| HN Mirror

Y	Hacker News new \| ask \| show \| jobs

by snidane 1516 days ago

Isn't the typical big data sql task IO bound?

Vectorization only works when you have a table stored in an optimized columnar format and compute an run a function over a column or to combine multiple columns.

The moment you throw in group bys or windows the data turns into rows that you read from a hash table or after a sort - at which point you lose all opportunities of vectorization.

Since group bys break vectorization, the other use case is for map or reduce (sums, counts) operations over the entire table. In absence of filters you can precompute these for each column.

Plain map or sum like operations in presence of a filter is the only real use case for vectorization in OLAP, if I'm not missing anything.

In that case you need to implement the vectorized operation to work across together with a mask, so that you don't include the filtered out values, and over compressed data, otherwise you're wasting time on bringing the data from disk closer to cpu.

Most general big data sql tasks will not gain significant improvement using vectorization, unless they specialize on map after filter, no group bys, operations, such as perhaps log processing.

Vectorization and other kinds of hardware acceleration is highly useful for small array data that fits into memory such as geo data, APL, numpy, tensors on TPU processing and similar stuff.

2 comments

jandrewrogers 1516 days ago

In a well-designed system, you will typically be limited by effective bandwidth, often memory bandwidth or efficient use thereof which is an area where vectorization can help. Modern servers have tremendous storage bandwidth if you have an I/O scheduler capable of using it. Some newer database engines explicitly reject the assumption that storage throughput is precious as a design constraint, since it has become much less true over time due to advances in hardware.

Use of page layouts highly-optimized for vectorized evaluation is common now even if the implementation isn't vectorized. You lose nothing on modern hardware (they are good layouts regardless) and it allows you to easily do vector optimizations later. As a semantic distinction, columnar and vector layouts are organized differently and optimize for somewhat different things even though they have superficially similar appearance. Classic DSM-style columnar is largely obsolete.

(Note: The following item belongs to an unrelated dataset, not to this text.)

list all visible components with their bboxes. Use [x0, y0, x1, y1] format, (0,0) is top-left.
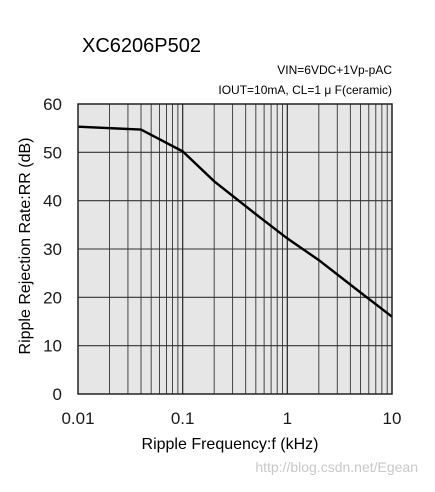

Vectorization, first and foremost, is about optimizing selection operations in a database, but it can provide assists in other areas like joins, sorts, and aggregates. Most queries are a composed from these primitives, so many parts of the query plan may benefit. As a heuristic, operations that GPU databases excel at are the same kinds of operations that benefit from vectorization.

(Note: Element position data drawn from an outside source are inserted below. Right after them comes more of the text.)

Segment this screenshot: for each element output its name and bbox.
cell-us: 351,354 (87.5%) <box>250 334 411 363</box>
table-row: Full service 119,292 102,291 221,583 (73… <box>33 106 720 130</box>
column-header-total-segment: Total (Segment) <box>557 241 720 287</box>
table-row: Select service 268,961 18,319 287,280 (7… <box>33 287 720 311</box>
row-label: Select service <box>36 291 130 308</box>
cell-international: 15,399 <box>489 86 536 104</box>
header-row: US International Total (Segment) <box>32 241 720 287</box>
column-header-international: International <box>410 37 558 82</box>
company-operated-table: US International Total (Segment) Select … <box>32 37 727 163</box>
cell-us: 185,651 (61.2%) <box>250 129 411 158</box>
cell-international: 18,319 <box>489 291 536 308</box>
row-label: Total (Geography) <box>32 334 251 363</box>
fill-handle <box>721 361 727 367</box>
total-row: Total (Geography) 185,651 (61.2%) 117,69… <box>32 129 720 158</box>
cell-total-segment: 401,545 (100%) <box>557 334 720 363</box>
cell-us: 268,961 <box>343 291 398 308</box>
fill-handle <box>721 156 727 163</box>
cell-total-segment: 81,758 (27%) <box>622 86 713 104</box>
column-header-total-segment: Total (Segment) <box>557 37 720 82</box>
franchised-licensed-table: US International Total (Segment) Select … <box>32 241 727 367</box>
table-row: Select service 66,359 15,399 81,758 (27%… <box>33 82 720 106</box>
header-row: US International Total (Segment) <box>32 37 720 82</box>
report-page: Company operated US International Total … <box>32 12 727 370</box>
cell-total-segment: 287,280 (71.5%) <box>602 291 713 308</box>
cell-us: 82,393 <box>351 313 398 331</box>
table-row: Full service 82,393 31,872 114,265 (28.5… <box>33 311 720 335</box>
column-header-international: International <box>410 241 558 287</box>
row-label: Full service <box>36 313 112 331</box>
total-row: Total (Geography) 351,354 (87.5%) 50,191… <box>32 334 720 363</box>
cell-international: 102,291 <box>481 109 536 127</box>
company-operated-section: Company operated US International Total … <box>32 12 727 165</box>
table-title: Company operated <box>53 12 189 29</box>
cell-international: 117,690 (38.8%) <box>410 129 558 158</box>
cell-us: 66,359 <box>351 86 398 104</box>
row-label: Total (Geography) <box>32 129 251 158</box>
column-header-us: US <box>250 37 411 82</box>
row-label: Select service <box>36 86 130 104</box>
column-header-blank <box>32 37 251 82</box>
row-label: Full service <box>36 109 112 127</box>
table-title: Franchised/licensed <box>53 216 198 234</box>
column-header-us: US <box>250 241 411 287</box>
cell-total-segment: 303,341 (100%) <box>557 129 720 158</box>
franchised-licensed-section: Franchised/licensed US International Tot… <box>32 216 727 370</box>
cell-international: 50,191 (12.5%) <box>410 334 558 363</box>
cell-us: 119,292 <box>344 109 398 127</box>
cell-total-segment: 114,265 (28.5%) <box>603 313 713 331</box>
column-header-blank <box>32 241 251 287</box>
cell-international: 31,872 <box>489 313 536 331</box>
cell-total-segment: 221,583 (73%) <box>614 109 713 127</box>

Obviously you can't just throw vectorization at an arbitrary database and expect major benefits, they need to be intentionally designed for it.

alterneesh 1515 days ago

I can't seem to understand why vectorization wouldn't help, say if you read after a sort. Irrespective of whether it fits in memory, or you perform some sort of an external sort, any operation that you want to perform on top of that sorted vector, be it an aggregation to reduce it, or an arithmetic operation with another column, you could still leverage vectorization and would end up using fewer CPU cycles, no?